Despite the fact that the author and the narrator appear to be similar, the narrator incessantly seeks to call into question the truthfulness of the stories he told both from his memory and from rumours. For instance, in “The Man I Killed”, the character O’Brien begins imagining a life eerily similar to his own for the solider he killed: “the young man would not have wanted to be a soldier and in his heart would have feared performing badly in battle” (p. 133). This quest for truth on his part leads the readers to follow a similar path. For instance, when O’Brien describes the fright and shock he felt after he killed another soldier, he leads the readers to believe him. However, he then casts doubt on the soldier’s mere existence, which once again seeks to undermine the veracity of the stories. The motivation behind such suspect contradictions is to emphasise the insignificance of factual truth, and to highlight what, to O’Brien, is actually important: the act of storytelling.
Another common feature of memoirs is that readers often aren’t told about how the author felt about whatever event occurred. Instead, they are shown through both the dialogue and the actions of the characters. This convention is prevalent in “The Things They Carried”, evidenced in the story “Style” as Azar “mocked the girl’s dancing.
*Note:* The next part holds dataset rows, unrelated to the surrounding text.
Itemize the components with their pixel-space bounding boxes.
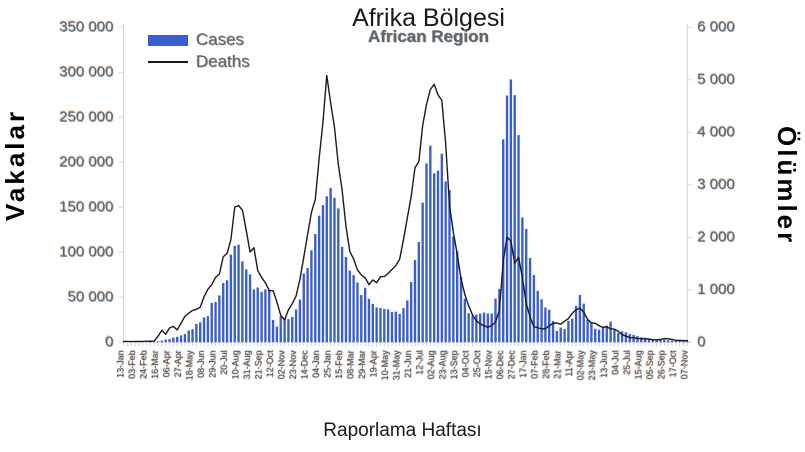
svg-text:27-Apr: 27-Apr [173, 350, 183, 377]
svg-text:06-Apr: 06-Apr [162, 350, 172, 377]
svg-text:21-Sep: 21-Sep [254, 350, 264, 379]
svg-text:04-Oct: 04-Oct [461, 350, 471, 378]
svg-text:11-Apr: 11-Apr [564, 350, 574, 376]
svg-text:04-Jul: 04-Jul [610, 350, 620, 375]
svg-text:13-Sep: 13-Sep [449, 350, 459, 379]
svg-text:25-Oct: 25-Oct [472, 350, 482, 378]
svg-text:25-Jan: 25-Jan [323, 350, 333, 378]
svg-text:15-Nov: 15-Nov [484, 350, 494, 380]
svg-text:17-Oct: 17-Oct [668, 350, 678, 378]
svg-text:23-Aug: 23-Aug [438, 350, 448, 379]
svg-text:02-Nov: 02-Nov [277, 350, 287, 380]
svg-text:15-Aug: 15-Aug [633, 350, 643, 379]
svg-text:07-Feb: 07-Feb [530, 350, 540, 379]
svg-text:200 000: 200 000 [59, 153, 113, 170]
svg-text:31-May: 31-May [392, 350, 402, 381]
svg-text:3 000: 3 000 [697, 176, 735, 193]
svg-text:1 000: 1 000 [697, 281, 735, 298]
svg-text:18-May: 18-May [185, 350, 195, 381]
svg-text:05-Sep: 05-Sep [645, 350, 655, 379]
svg-text:16-Mar: 16-Mar [150, 350, 160, 379]
svg-text:4 000: 4 000 [697, 123, 735, 140]
svg-text:28-Feb: 28-Feb [541, 350, 551, 379]
svg-text:04-Jan: 04-Jan [311, 350, 321, 378]
svg-text:12-Jul: 12-Jul [415, 350, 425, 375]
svg-text:100 000: 100 000 [59, 243, 113, 260]
svg-text:50 000: 50 000 [68, 288, 114, 305]
svg-text:19-Apr: 19-Apr [369, 350, 379, 377]
svg-text:300 000: 300 000 [59, 63, 113, 80]
svg-text:26-Sep: 26-Sep [656, 350, 666, 379]
svg-text:10-Aug: 10-Aug [231, 350, 241, 379]
svg-text:150 000: 150 000 [59, 198, 113, 215]
svg-text:6 000: 6 000 [697, 18, 735, 35]
svg-text:13-Jan: 13-Jan [116, 350, 126, 378]
svg-text:29-Jun: 29-Jun [208, 350, 218, 378]
svg-text:06-Dec: 06-Dec [495, 350, 505, 380]
svg-text:13-Jun: 13-Jun [599, 350, 609, 378]
svg-text:250 000: 250 000 [59, 108, 113, 125]
svg-text:12-Oct: 12-Oct [265, 350, 275, 378]
svg-text:10-May: 10-May [380, 350, 390, 381]
svg-text:0: 0 [697, 333, 705, 350]
svg-text:15-Feb: 15-Feb [334, 350, 344, 379]
svg-text:23-May: 23-May [587, 350, 597, 381]
svg-text:08-Jun: 08-Jun [196, 350, 206, 378]
svg-text:03-Feb: 03-Feb [127, 350, 137, 379]
svg-text:27-Dec: 27-Dec [507, 350, 517, 380]
svg-text:24-Feb: 24-Feb [139, 350, 149, 379]
svg-text:350 000: 350 000 [59, 18, 113, 35]
svg-text:31-Aug: 31-Aug [242, 350, 252, 379]
svg-text:17-Jan: 17-Jan [518, 350, 528, 378]
svg-text:20-Jul: 20-Jul [219, 350, 229, 375]
svg-text:0: 0 [105, 333, 113, 350]
svg-text:02-Aug: 02-Aug [426, 350, 436, 379]
svg-text:21-Mar: 21-Mar [553, 350, 563, 379]
svg-text:21-Jun: 21-Jun [403, 350, 413, 378]
svg-text:5 000: 5 000 [697, 71, 735, 88]
svg-text:2 000: 2 000 [697, 228, 735, 245]
svg-text:07-Nov: 07-Nov [679, 350, 689, 380]
svg-text:02-May: 02-May [576, 350, 586, 381]
svg-text:08-Mar: 08-Mar [346, 350, 356, 379]
svg-text:23-Nov: 23-Nov [288, 350, 298, 380]
svg-text:25-Jul: 25-Jul [622, 350, 632, 375]
svg-text:14-Dec: 14-Dec [300, 350, 310, 380]
svg-text:29-Mar: 29-Mar [357, 350, 367, 379]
He did funny jumps and spins. He put the palms of his hands against his ears and danced sideways for a while, and then backwards, and then did an erotic thing with his hips” (p. 133), which suggests much about the way the soldiers are feeling as a result of the hardships of a war. O’Brien conveys the impression that the only way some soldiers can cope is by what could be seen as a crude, humoristic approach to the situations. He essentially debases the situation by transforming Azar into the archetypical “grunt.” However, he also presents a different image. Henry Dobbins, another solider, is shown to resent Azar’s disrespect, and the story is told with this in mind. This is seen when Dobbins “took Azar from behind and lifted him up high and carried him over to a deep well and asked if he wanted to be dumped in” (p. 136), to which Azar said no, which prompted the response: “Then dance right” (p. 136) from Dobbins.
The crux of the novel is essentially how O’Brien challenges the fact that most people dismiss stories as fiction when they could just as easily be true by playing around with the memoir genre. He intends for his novel to be read as a memoir, although it isn’t one. He utilises certain conventions from the memoir genre to challenge their very essence. The point isn’t to tell a story that actually happened, it’s about telling a story that the storyteller feels is accurate from the totality of his experiences. Throughout the whole novel, the overarching theme — more so than the Vietnam War — is literally storytelling as an act in itself, which is conveyed to be a platform that allows for the expression of one’s memory as well as a form of catharsis of the past. O’Brien even reflects on this, “I’m forty-three years old, and a writer now […] I’m skimming across the surface of my own history, moving fast, riding the melt beneath the blades, […] and when I take a leap […] and come down thirty years later, I realise it is as Tim trying to save Timmy’s life with a story” (p. 236). The veracity behind the stories is secondary to the impact of the actual subject matter on the readers. To O’Brien, if a story “can evoke emotions in you”, it should be considered as a “type of truth”.